Metaphors in Pre-Trained LLMs: A Probing Perspective

The exploration of metaphorical understanding in pre-trained LLMs (PLMs) offers insightful implications for NLP and cognitive science. This paper presents a systematic examination of metaphorical knowledge encoded in PLMs across different datasets and languages, with a focus on probing the models and analyzing their generalization capabilities. The research employs established probing techniques and assesses the transferability of metaphorical knowledge in multilingual settings.

Methodology and Experiments

The authors utilize both conventional edge probing and Minimum Description Length (MDL) probing to scrutinize the encapsulation of metaphorical intelligence in PLMs such as BERT, RoBERTa, and ELECTRA. These methods are applied to four metaphor detection datasets: LCC, TroFi, VUA POS, and VUA Verbs, and the experiments are conducted in English, Spanish, Russian, and Farsi. By evaluating layer-wise distribution of metaphorical information, the study identifies that PLMs predominantly encode this information in their middle layers.
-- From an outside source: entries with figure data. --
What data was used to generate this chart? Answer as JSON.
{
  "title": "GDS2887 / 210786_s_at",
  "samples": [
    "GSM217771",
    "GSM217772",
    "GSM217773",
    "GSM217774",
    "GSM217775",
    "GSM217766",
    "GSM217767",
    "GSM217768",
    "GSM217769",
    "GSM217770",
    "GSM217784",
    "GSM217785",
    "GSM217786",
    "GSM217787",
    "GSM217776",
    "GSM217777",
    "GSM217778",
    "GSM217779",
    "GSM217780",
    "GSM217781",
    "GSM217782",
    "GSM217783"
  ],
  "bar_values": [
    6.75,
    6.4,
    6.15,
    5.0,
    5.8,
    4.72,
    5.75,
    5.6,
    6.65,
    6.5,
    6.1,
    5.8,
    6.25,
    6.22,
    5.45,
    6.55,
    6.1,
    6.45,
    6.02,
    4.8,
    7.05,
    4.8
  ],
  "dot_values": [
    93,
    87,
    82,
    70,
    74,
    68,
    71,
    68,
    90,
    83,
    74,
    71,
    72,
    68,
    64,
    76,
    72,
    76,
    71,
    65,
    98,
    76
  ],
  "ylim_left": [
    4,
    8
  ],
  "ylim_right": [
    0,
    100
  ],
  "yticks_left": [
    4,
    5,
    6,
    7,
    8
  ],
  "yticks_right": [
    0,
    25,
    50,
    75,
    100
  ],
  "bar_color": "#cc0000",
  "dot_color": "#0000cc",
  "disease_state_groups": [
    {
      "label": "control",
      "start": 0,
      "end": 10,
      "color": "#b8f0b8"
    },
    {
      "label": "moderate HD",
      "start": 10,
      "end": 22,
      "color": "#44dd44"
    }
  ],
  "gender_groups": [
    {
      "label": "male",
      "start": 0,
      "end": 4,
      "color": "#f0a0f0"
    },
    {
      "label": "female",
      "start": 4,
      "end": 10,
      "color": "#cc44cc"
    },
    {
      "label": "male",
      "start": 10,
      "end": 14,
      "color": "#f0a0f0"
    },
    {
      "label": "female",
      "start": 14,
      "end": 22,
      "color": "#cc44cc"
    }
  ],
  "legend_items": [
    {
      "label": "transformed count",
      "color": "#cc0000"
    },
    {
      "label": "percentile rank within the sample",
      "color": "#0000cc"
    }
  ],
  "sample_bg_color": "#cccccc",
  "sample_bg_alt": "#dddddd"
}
Generalization capabilities are tested through cross-lingual and cross-dataset experiments. For cross-lingual investigations, XLM-R, a robust multilingual PLM, is employed to probe metaphorical understanding across languages. For cross-dataset analysis, the transferability of metaphoric knowledge is evaluated by training and testing on different metaphor datasets.

Key Findings

  1. Encoding of Metaphorical Knowledge: The study confirms that PLMs do encapsulate metaphorical knowledge, with a notable concentration in the middle layers. This finding aligns well with the hypothesis that initial layers capture lexical semantics and later layers encode sentence-level understanding.
  2. Cross-lingual Transferability: Results show significant transferability of metaphorical representations across languages using XLM-R, demonstrating the potential effectiveness of multilingual PLMs in capturing language-universal metaphorical knowledge.
  3. Cross-dataset Generalization: While PLMs exhibit some level of generalization across datasets, this capability is substantially lower than cross-lingual generalization. The differences in dataset annotations and metaphorical definitions likely contribute to this limitation.

Implications and Future Directions

The implications of this research are twofold. Practically, the demonstrated ability of PLMs to encode and transfer metaphorical knowledge suggests an enhanced toolkit for developers in NLP applications, contributing to improved machine translation and sentiment analysis systems that can handle metaphorical language more adeptly. Theoretically, the findings support linguistic theories underlying metaphor processing and offer pathways to align PLM training with cognitive models of language understanding.

Future research could explore optimizing model architectures for metaphor detection, exploring how figurative language handling impacts PLM-based text generation systems. Additionally, cross-cultural studies could enrich understanding around the universality and variability of metaphors in human cognition and language use, leveraging the multilingual nature of large-scale PLMs. Such investigations could extend the knowledge frontier at the intersection of NLP and cognitive linguistics, propelling advancements in both domains.